Microbubble-enhanced transcranial MR-guided focused ultrasound brain hyperthermia: heating mechanism investigation using finite element method

Abstract

Recently, our group developed a synergistic brain drug delivery method to achieve simultaneous transcranial hyperthermia and localized blood-brain barrier opening via MR-guided focused ultrasound (MRgFUS). In a rodent model, we demonstrated that the ultrasound power required for transcranial MRgFUS hyperthermia was significantly reduced by injecting microbubbles (MBs). However, the specific mechanisms underlying the power reduction caused by MBs remain unclear. The present study aims to elucidate the mechanisms of MB-enhanced transcranial MRgFUS hyperthermia through numerical studies using the finite element method. The microbubble acoustic emission (MAE) and the viscous dissipation (VD) were hypothesized to be the specific mechanisms. Acoustic wave propagation was used to model the FUS propagation in the brain tissue, and a bubble dynamics equation for describing the dynamics of MBs with small shell thickness was used to model the MB oscillation under FUS exposures. A modified bioheat transfer equation was used to model the temperature in the rodent brain with different heat sources. A theoretical model was used to estimate the bubble shell's surface tension, elasticity, and viscosity losses. The simulation reveals that MAE and VD caused a 40.5% and 52.3% additional temperature rise, respectively. Compared with FUS only, MBs caused a 64.0% temperature increase, which is consistent with our previous animal experiments. Our investigation showed that MAE and VD are the main mechanisms of MB-enhanced transcranial MRgFUS hyperthermia.

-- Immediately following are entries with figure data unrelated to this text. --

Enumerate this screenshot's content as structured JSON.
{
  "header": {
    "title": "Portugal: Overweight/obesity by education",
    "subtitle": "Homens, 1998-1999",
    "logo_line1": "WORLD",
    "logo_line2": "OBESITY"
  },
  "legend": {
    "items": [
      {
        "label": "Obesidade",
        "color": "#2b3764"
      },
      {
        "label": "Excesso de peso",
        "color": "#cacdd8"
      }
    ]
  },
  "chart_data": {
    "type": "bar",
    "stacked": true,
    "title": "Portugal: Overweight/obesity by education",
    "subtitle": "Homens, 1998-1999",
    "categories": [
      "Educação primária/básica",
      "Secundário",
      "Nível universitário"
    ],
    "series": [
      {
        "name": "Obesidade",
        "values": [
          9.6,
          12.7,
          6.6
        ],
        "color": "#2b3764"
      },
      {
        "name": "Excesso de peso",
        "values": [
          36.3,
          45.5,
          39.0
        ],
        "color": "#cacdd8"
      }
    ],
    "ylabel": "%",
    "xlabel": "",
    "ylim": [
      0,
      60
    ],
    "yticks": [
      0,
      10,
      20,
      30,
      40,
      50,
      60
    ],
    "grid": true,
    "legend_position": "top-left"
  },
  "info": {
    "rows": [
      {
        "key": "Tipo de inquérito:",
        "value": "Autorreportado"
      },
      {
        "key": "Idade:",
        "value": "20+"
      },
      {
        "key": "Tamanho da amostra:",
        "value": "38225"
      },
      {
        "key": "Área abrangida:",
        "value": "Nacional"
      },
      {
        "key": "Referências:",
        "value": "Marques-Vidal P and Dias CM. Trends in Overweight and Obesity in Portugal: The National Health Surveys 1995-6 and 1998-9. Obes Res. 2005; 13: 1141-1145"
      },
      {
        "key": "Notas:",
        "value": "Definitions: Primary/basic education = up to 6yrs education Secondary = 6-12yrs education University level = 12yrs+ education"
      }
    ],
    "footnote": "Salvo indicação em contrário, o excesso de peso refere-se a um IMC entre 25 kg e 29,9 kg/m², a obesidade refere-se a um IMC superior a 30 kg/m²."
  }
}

Keywords: Bubble dynamics; Finite element method; MR-guided focused ultrasound; Microbubble; Transcranial hyperthermia.

Fig. 1

Schematic diagram of microbubble-enhanced transcranial MR-guided focused ultrasound brain hyperthermia, which can achieve simultaneous mild heating and blood–brain barrier opening for enhanced brain drug delivery.

Fig. 2

Cross-section of the 3D numerical model built in COMSOL. The spherical transducer with a diameter of $25\mathrm{m}\mathrm{m}$ and $f$-number of $0.8$ was placed at the bottom of the model. A water layer was placed between the transducer and brain tissue. MBs were randomly distributed in the ultrasound focal region (the ellipse). The outermost layer of the model is the perfect matching layer. The red area with dots indicates the volume where the bioheat transfer calculation was implemented. The temperature boundary condition along the purple dashed line for bioheat transfer calculation was set to be $37$ °C.

Fig. 3

The acoustic pressure distribution of the simulated acoustic field. The absolute acoustic pressure distribution at YZ-plane ($X=0\mathrm{m}\mathrm{m}$): A) with FUS only, B) with FUS + MBs. The profile of the acoustic pressure amplitude with and without MBs: C) along the FUS beam, D) across the center of the FUS beam.

Fig. 4

Representative microbubble behaviors in the simulation under FUS exposures from four bubbles. A-D) ultrasound pressure at the bubble location as a function of time; E-H) relative radius change as a function of time; I-L) the pressure of MAE at $10R_0$ from the bubble center as a function of time; M−P) the spectra of MAE at the location of 10 $R_0$ from $t=0\mathrm{\mu }\mathrm{s}$ to $100\mathrm{\mu }\mathrm{s}$.

Fig. 5

Microbubble distribution and the temperature distribution with different heat sources. A) shows the MB distribution in this study. The spheres indicate the MBs while the red dots show the projection position of MBs on the YZ-plane, XZ-plane, and XY-plane. The semitransparent blue ellipsoid illustrates the focal region. B-E illustrate the temperature maps with four heating sources at YZ-plane ($X=0\mathrm{m}\mathrm{m}$): B) FUS only, C) FUS + MAE, D) FUS + VD, and E) FUS + MAE + VD. The cross signs in the inset of E) indicate MB positions at the YZ-plane. F) indicates the temperature rise profile across the center of the FUS beam axially with $\left(X,Y\right)=\left(0,0\right)\mathrm{m}\mathrm{m}$. G) the axial temperature rise profile with $\left(X,Y\right)=\left(0.2,0\right)\mathrm{m}\mathrm{m}$. H) shows the average temperature rise in the focal region as a function of time with four heating sources.